If there are any benefits, they are tiny after ten years. In fact, all the two largest trials every did, was to underline the uncertainty of the exact effects of screening.

In the two largest trials:

  • The European trial found a 0.06% absolute reduction in prostate cancer deaths for males aged between 50 and 74 years – a statistically insignificant reduction
    (6. Chou R, Croswell JM, Dana T, Bougatsos C, Blazina I, et al. Screening for prostate cancer: a review of the evidence for the U.S. Preventive Services Task Force. Ann Intern Med. 2011 Oct 7.)
  • The US trial found a 0.03% absolute rise in cancer deaths – a statistically insignificant increase.
    (Lin K, Croswell JM, Koenig H, Lam C, Maltz A. Prostate-Specific Antigen-Based Screening for Prostate Cancer: An Evidence Update for the U.S. Preventive Services Task Force. Evidence Synthesis No. 90. AHRQ Publication No. 12-05160-EF-1. Rockville, MD: Agency for Healthcare Research and Quality; 2011.)

A study which looked at a number of studies and combined the results (meta-analysis) also found no statistically significant drop in prostate cancer death rates. (Ilic D, O’Connor D, Green S, Wilt TJ. Screening for prostate cancer: an updated Cochrane systematic review. BJU Int. 2011;107:882-91).

However, an enormous number of men have had to undergo overtreatment and overdiagnosis of prostatic tumors that will not cause early death or serious illness, and suffer the adverse events that come with such interventions.

Members of the USPSTF wrote:

“Although about 90% of men are currently treated for PSA-detected prostate cancer in the United States – usually with surgery or radiotherapy – the vast majority of men who are treated do not have prostate cancer death prevented or lives extended from that treatment, but are subjected to significant harms. “

The Task Force came to the conclusion that “there is moderate certainty” that the pros in favor of PSA-based screening for prostate cancer are less than the cons – in other words, the harms probably outweigh the benefits.

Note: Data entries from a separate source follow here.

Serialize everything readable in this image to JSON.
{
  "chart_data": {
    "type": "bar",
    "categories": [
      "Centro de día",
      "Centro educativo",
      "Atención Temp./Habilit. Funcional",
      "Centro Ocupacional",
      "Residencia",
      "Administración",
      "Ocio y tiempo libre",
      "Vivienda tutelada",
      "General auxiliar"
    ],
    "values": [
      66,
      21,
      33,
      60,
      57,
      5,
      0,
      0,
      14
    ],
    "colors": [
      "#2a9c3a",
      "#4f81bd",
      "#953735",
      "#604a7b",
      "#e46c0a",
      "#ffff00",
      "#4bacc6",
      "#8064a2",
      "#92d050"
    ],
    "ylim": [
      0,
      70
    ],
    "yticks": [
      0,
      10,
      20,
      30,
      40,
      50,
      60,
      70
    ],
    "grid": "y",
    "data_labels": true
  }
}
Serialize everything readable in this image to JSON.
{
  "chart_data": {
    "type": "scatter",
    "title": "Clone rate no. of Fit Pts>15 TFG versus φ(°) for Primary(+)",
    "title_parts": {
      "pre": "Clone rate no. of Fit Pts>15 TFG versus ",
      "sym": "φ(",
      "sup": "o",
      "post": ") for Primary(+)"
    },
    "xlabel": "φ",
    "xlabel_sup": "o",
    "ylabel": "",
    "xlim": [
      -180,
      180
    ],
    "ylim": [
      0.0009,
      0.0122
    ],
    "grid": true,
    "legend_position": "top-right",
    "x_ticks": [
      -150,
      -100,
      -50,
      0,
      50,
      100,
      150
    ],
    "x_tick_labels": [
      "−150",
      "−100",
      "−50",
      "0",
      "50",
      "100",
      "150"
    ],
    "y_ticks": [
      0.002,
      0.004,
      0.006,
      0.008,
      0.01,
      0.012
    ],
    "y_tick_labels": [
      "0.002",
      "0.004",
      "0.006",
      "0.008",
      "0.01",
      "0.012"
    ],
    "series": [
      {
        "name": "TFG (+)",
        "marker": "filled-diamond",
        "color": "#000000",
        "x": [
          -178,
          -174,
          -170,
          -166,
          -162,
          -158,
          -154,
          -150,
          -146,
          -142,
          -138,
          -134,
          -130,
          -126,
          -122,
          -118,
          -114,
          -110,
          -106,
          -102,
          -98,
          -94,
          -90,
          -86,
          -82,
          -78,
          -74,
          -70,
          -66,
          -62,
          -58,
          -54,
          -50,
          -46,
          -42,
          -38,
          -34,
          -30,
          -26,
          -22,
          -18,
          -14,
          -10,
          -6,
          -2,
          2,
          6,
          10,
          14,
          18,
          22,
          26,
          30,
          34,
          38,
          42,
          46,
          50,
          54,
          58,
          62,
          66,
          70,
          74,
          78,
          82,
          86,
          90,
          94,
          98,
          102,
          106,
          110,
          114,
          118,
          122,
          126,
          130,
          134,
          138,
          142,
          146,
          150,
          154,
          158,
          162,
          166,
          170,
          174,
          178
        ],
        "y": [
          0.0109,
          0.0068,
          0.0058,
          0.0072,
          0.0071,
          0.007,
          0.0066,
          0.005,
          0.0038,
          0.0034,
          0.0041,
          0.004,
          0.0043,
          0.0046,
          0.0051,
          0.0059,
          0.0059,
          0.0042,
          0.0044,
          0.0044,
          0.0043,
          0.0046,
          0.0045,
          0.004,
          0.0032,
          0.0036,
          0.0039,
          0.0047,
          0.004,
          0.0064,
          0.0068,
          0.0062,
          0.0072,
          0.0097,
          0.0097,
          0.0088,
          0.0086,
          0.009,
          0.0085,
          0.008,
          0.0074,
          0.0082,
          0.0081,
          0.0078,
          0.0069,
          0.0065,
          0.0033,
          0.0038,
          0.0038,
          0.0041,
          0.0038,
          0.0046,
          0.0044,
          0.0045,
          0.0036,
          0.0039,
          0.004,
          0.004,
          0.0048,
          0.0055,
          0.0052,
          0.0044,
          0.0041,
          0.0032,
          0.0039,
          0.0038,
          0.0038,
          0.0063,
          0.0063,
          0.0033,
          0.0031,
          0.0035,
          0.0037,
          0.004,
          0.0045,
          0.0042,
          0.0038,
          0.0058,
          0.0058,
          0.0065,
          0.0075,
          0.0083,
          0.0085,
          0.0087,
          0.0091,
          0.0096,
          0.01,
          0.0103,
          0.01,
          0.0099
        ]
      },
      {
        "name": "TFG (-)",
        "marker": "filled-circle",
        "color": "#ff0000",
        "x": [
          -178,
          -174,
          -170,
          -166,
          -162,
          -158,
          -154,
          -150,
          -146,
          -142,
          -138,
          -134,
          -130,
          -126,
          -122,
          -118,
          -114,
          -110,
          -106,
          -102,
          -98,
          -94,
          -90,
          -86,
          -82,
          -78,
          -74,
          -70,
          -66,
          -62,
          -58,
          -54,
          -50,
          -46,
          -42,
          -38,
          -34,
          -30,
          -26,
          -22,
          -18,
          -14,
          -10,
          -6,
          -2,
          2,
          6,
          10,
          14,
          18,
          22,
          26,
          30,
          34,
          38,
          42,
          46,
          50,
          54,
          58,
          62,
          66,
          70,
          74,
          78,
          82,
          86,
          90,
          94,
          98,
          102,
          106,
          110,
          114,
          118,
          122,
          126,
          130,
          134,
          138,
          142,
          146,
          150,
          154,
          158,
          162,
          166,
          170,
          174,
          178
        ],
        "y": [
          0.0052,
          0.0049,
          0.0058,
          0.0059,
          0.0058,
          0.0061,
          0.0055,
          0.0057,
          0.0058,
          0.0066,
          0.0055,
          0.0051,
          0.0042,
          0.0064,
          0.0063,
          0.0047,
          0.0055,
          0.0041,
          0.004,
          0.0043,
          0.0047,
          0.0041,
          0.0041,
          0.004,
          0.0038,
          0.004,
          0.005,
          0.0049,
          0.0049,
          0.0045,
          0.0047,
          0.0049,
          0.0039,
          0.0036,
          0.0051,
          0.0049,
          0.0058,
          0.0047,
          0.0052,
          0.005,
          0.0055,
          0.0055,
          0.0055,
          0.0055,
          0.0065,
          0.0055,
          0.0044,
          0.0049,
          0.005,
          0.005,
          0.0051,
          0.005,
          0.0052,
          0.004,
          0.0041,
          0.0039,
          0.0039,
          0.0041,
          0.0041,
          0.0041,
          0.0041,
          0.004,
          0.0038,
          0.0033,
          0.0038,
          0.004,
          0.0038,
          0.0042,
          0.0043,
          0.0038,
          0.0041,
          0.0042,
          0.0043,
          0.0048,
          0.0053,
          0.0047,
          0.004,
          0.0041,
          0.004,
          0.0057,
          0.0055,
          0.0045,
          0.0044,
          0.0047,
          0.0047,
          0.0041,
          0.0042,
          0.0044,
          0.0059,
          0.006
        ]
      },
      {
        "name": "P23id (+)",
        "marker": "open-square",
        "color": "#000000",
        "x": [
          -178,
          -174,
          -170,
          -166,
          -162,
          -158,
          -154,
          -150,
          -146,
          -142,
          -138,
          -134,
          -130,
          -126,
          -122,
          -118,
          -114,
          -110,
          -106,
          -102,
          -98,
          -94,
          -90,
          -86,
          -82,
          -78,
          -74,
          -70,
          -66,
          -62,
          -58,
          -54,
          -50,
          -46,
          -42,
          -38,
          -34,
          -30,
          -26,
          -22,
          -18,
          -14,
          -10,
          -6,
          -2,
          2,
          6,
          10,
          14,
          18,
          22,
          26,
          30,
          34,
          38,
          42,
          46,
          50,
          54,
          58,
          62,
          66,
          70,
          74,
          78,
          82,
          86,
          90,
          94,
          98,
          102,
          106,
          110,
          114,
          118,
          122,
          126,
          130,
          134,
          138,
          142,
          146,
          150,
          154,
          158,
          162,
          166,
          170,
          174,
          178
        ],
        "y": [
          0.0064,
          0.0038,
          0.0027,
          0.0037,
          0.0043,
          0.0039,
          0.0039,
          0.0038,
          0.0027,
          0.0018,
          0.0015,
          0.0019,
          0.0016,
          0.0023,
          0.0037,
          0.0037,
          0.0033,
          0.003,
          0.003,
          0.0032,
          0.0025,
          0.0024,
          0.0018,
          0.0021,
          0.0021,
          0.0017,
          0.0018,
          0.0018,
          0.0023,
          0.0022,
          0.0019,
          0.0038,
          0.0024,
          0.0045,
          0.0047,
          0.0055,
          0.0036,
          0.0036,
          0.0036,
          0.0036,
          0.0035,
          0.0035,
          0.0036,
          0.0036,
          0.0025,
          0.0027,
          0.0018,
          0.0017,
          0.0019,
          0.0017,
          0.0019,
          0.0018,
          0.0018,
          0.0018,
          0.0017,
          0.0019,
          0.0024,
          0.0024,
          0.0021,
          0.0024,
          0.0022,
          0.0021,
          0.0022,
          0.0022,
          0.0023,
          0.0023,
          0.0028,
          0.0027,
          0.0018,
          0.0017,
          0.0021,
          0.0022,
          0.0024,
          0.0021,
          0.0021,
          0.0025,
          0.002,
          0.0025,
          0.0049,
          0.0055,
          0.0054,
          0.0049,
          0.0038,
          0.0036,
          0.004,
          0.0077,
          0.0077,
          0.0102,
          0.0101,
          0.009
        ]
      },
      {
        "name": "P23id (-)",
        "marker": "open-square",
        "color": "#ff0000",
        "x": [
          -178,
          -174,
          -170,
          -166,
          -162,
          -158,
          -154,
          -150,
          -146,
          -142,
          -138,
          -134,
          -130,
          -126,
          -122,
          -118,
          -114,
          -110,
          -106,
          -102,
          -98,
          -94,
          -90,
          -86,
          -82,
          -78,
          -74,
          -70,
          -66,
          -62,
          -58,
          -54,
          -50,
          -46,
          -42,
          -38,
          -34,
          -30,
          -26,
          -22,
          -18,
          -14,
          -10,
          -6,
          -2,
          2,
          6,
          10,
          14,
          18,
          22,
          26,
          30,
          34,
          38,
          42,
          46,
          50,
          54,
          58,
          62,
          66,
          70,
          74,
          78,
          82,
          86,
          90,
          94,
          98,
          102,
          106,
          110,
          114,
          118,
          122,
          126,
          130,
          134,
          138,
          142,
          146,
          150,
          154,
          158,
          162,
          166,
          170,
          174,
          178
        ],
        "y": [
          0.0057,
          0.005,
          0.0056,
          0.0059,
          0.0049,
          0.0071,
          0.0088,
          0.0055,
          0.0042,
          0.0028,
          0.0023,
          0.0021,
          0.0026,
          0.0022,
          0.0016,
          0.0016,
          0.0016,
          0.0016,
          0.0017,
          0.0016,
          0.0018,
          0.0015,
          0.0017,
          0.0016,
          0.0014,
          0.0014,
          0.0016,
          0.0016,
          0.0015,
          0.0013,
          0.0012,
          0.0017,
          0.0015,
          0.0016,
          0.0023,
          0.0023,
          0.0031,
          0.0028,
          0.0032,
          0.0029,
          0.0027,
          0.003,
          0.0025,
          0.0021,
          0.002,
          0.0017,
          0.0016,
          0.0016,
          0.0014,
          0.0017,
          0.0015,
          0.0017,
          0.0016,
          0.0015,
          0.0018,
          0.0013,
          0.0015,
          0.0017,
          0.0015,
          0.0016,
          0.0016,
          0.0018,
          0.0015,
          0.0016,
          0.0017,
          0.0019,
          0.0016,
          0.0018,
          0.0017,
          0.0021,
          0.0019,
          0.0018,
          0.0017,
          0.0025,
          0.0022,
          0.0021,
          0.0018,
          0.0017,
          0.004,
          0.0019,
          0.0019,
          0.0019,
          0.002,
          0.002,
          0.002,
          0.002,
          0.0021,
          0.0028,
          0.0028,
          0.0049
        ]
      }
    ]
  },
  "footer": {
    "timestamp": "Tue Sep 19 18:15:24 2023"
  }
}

The Task Force says that its recommendation applies to the general male US population. Although older males have a higher risk of developing prostate cancer, PSA-screening does not appear to provide this older age group with any greater benefits than harms either.

The authors added:

“However, the observed risk differences for race/ethnicity or family history are each relatively small when compared with the risk differences seen with increasing age, and there are no data that suggest that the net benefit of PSA-based screening is altered by race or family history. “

The USPSTF stressed that it did not examine the benefits and harms related to PSA screening for patients with symptoms that are highly suspicious of the disease. Neither did they look at PSA screenings for monitoring patients after they have been treated or diagnosed with prostate cancer.